Menu - Mr Yum
When the Anchovy Bandit crew acquired the spacious site next door in 2020 (formerly New Nordic) they split it in two, simultaneously building a new dining room for their pizzeria and this place, Bottega Bandito. After unveiling the former, the latter, a Euro-inspired deli and cafe, opened a month later.
The Studio Gram fit-out links Bandito to next door but maintains its own distinct identity. The throwback aesthetic features terrazzo and tiled flooring, green marble and a wooden countertop. The backbar is lined with San Pellegrino bottles; Mutti canned tomatoes; Ortiz anchovies and various sauces, pickles and preserves; plus Bandito-branded sugo, chilli oil, truffle honey and olive oil. But the vibe is more neighbourhood diner than corner store. It’s both warm and welcoming, while feeling familiar and new all at once.

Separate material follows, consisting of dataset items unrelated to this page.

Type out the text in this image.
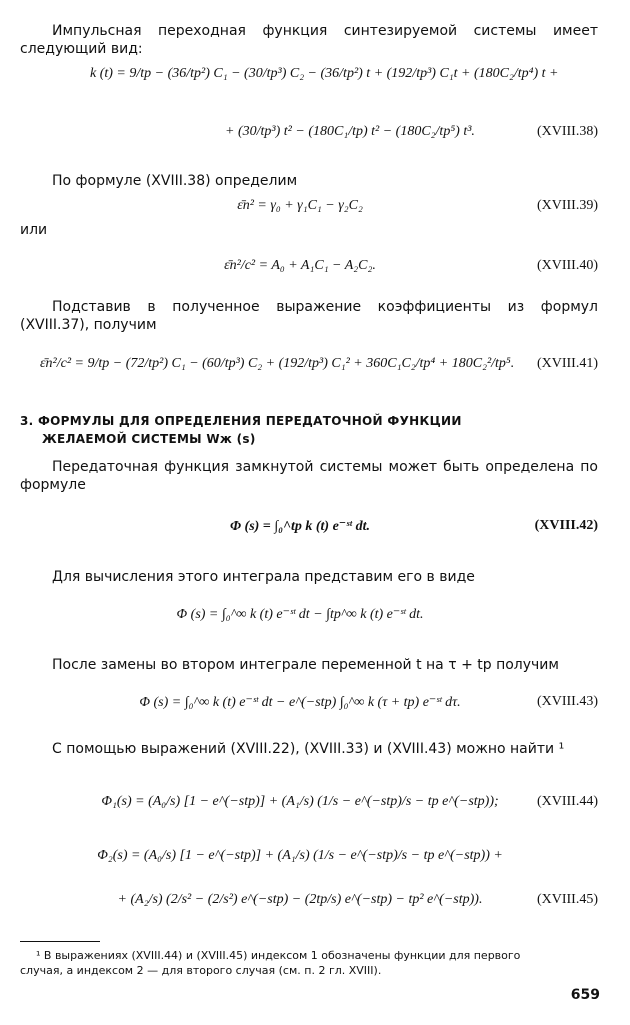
Импульсная переходная функция синтезируемой системы имеет следующий вид:
k (t) = 9/tp − (36/tp²) C₁ − (30/tp³) C₂ − (36/tp²) t + (192/tp³) C₁t + (180C₂/tp⁴) t +
+ (30/tp³) t² − (180C₁/tp) t² − (180C₂/tp⁵) t³.	(XVIII.38)
По формуле (XVIII.38) определим
ε̄п² = γ₀ + γ₁C₁ − γ₂C₂	(XVIII.39)
или
ε̄п²/c² = A₀ + A₁C₁ − A₂C₂.	(XVIII.40)
Подставив в полученное выражение коэффициенты из формул (XVIII.37), получим
ε̄п²/c² = 9/tp − (72/tp²) C₁ − (60/tp³) C₂ + (192/tp³) C₁² + 360C₁C₂/tp⁴ + 180C₂²/tp⁵.	(XVIII.41)
3. ФОРМУЛЫ ДЛЯ ОПРЕДЕЛЕНИЯ ПЕРЕДАТОЧНОЙ ФУНКЦИИ
ЖЕЛАЕМОЙ СИСТЕМЫ Wж (s)
Передаточная функция замкнутой системы может быть определена по формуле
Φ (s) = ∫₀^tp k (t) e⁻ˢᵗ dt.	(XVIII.42)
Для вычисления этого интеграла представим его в виде
Φ (s) = ∫₀^∞ k (t) e⁻ˢᵗ dt − ∫tp^∞ k (t) e⁻ˢᵗ dt.
После замены во втором интеграле переменной t на τ + tp получим
Φ (s) = ∫₀^∞ k (t) e⁻ˢᵗ dt − e^(−stp) ∫₀^∞ k (τ + tp) e⁻ˢᵗ dτ.	(XVIII.43)
С помощью выражений (XVIII.22), (XVIII.33) и (XVIII.43) можно найти ¹
Φ₁(s) = (A₀/s) [1 − e^(−stp)] + (A₁/s) (1/s − e^(−stp)/s − tp e^(−stp));	(XVIII.44)
Φ₂(s) = (A₀/s) [1 − e^(−stp)] + (A₁/s) (1/s − e^(−stp)/s − tp e^(−stp)) +
+ (A₂/s) (2/s² − (2/s²) e^(−stp) − (2tp/s) e^(−stp) − tp² e^(−stp)).	(XVIII.45)
¹ В выражениях (XVIII.44) и (XVIII.45) индексом 1 обозначены функции для первого
случая, а индексом 2 — для второго случая (см. п. 2 гл. XVIII).
659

Each day, executive chef Shane Wilson (ex-Hentley Farm, Bistro Dom, Orana) makes “a bakery amount” of sourdough focaccia. Bread is baked in the woodfired pizza oven next-door – the foundation for the sandwich menu. Fillings include sopressa, fior di latte, basil, fresh tomato and pickled chilli; mortadella, tapenade, stracciatella, pickled zucchini and spinach; and more.
On the brunch menu, there’s a breakfast milk bun with sausage, egg, pancetta, provolone and house HP sauce; eggs on toast with add-ons, blue swimmer crab rolls and cocktails from 10am. Boost your brunch with a Bloody Bandito made with gin, San Marzano tomatoes, fermented chilli and the secret house seasoning.
Bandito’s wine list is available by the bottle (including takeaway) and the glass. Dawn Patrol coffee is supplying its milk blend, while a rotating list of roasters supplies beans for the guest espresso.